Universal Knowledge Graph Embeddings

N'Dah Jean Kouagou,Caglar Demir,Hamada M. Zahera,Adrian Wilke,Stefan Heindorf,Jiayi Li,Axel-Cyrille Ngonga Ngomo
DOI: https://doi.org/10.1145/3589335.3651978
2024-07-05
Abstract:A variety of knowledge graph embedding approaches have been developed. Most of them obtain embeddings by learning the structure of the knowledge graph within a link prediction setting. As a result, the embeddings reflect only the structure of a single knowledge graph, and embeddings for different knowledge graphs are not aligned, e.g., they cannot be used to find similar entities across knowledge graphs via nearest neighbor search. However, knowledge graph embedding applications such as entity disambiguation require a more global representation, i.e., a representation that is valid across multiple sources. We propose to learn universal knowledge graph embeddings from large-scale interlinked knowledge sources. To this end, we fuse large knowledge graphs based on the owl:sameAs relation such that every entity is represented by a unique identity. We instantiate our idea by computing universal embeddings based on DBpedia and Wikidata yielding embeddings for about 180 million entities, 15 thousand relations, and 1.2 billion triples. We believe our computed embeddings will support the emerging field of graph foundation models. Moreover, we develop a convenient API to provide embeddings as a service. Experiments on link prediction suggest that universal knowledge graph embeddings encode better semantics compared to embeddings computed on a single knowledge graph. For reproducibility purposes, we provide our source code and datasets open access.
Artificial Intelligence
What problem does this paper attempt to address?
This paper mainly discusses how to solve the problem of incompatibility between different knowledge graphs in the Knowledge Graph Embedding (KGE) models.
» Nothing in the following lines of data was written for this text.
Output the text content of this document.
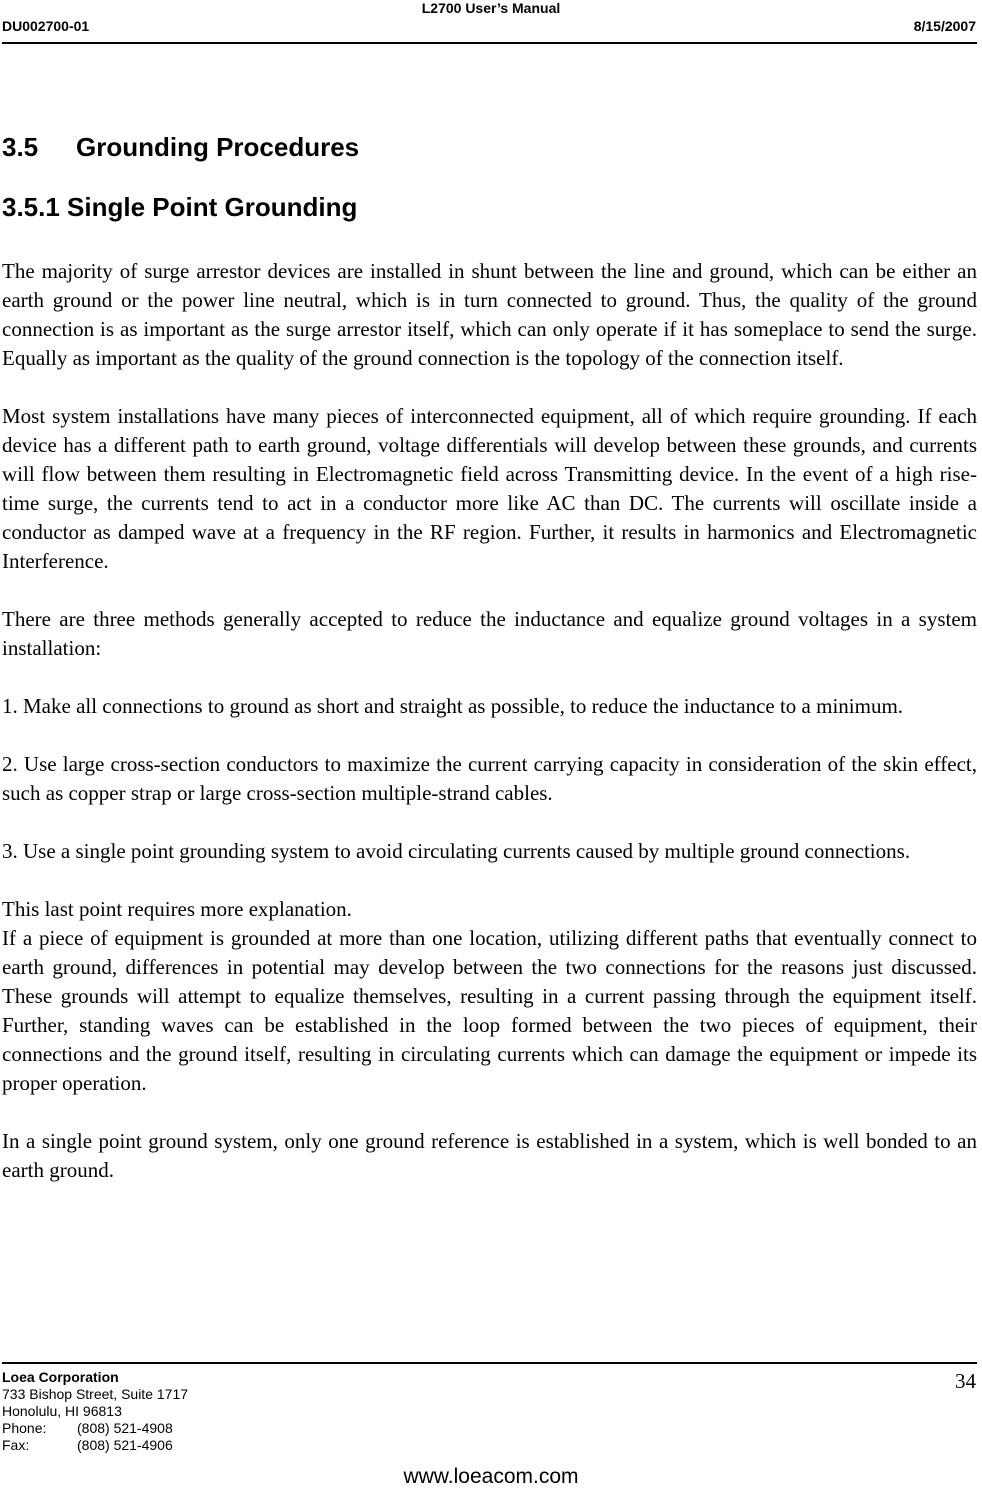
L2700 User’s Manual
DU002700-01	8/15/2007
3.5 Grounding Procedures
3.5.1 Single Point Grounding

The majority of surge arrestor devices are installed in shunt between the line and ground, which can be either an earth ground or the power line neutral, which is in turn connected to ground. Thus, the quality of the ground connection is as important as the surge arrestor itself, which can only operate if it has someplace to send the surge. Equally as important as the quality of the ground connection is the topology of the connection itself.

Most system installations have many pieces of interconnected equipment, all of which require grounding. If each device has a different path to earth ground, voltage differentials will develop between these grounds, and currents will flow between them resulting in Electromagnetic field across Transmitting device. In the event of a high rise-time surge, the currents tend to act in a conductor more like AC than DC. The currents will oscillate inside a conductor as damped wave at a frequency in the RF region. Further, it results in harmonics and Electromagnetic Interference.

There are three methods generally accepted to reduce the inductance and equalize ground voltages in a system installation:

1. Make all connections to ground as short and straight as possible, to reduce the inductance to a minimum.

2. Use large cross-section conductors to maximize the current carrying capacity in consideration of the skin effect, such as copper strap or large cross-section multiple-strand cables.

3. Use a single point grounding system to avoid circulating currents caused by multiple ground connections.

This last point requires more explanation.

If a piece of equipment is grounded at more than one location, utilizing different paths that eventually connect to earth ground, differences in potential may develop between the two connections for the reasons just discussed. These grounds will attempt to equalize themselves, resulting in a current passing through the equipment itself. Further, standing waves can be established in the loop formed between the two pieces of equipment, their connections and the ground itself, resulting in circulating currents which can damage the equipment or impede its proper operation.

In a single point ground system, only one ground reference is established in a system, which is well bonded to an earth ground.

Loea Corporation
733 Bishop Street, Suite 1717
Honolulu, HI 96813
Phone: (808) 521-4908
Fax:	(808) 521-4906
34
www.loeacom.com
Existing KGE methods usually only focus on the structure of a single knowledge graph, but in practical applications, it is necessary to integrate global representations of multiple sources of information. To this end, the authors propose a method to learn universal knowledge graph embeddings by fusing knowledge graphs from large-scale interlinked knowledge sources and mapping all entities to unique IDs through the "owl:sameAs" relationship, creating a unified embedding space. In the implementation, they merge multiple knowledge graphs into a single knowledge graph and assign unique IDs to each matched entity, thereby reducing memory consumption and computational costs, as well as addressing the issue of knowledge graph incompleteness. The authors evaluate this method using four different KGE models (DistMult, ComplEx, QM ult, and ConEx), and the results show that universal knowledge graph embeddings perform better than embeddings of individual knowledge graphs, particularly in the ConEx model, in the link prediction task. In addition, the authors have developed a convenient API to provide these embeddings as a service and have open-sourced their code and datasets to support reproducible research. The paper also mentions some related work, including multilingual knowledge graph embedding, bootstrapping strategies based on matching scores, and methods utilizing additional entity attributes. In summary, this paper attempts to address the problem of how to create and learn universal entity embeddings that can integrate multiple knowledge graph information, in order to improve the performance and practicality of knowledge graph applications.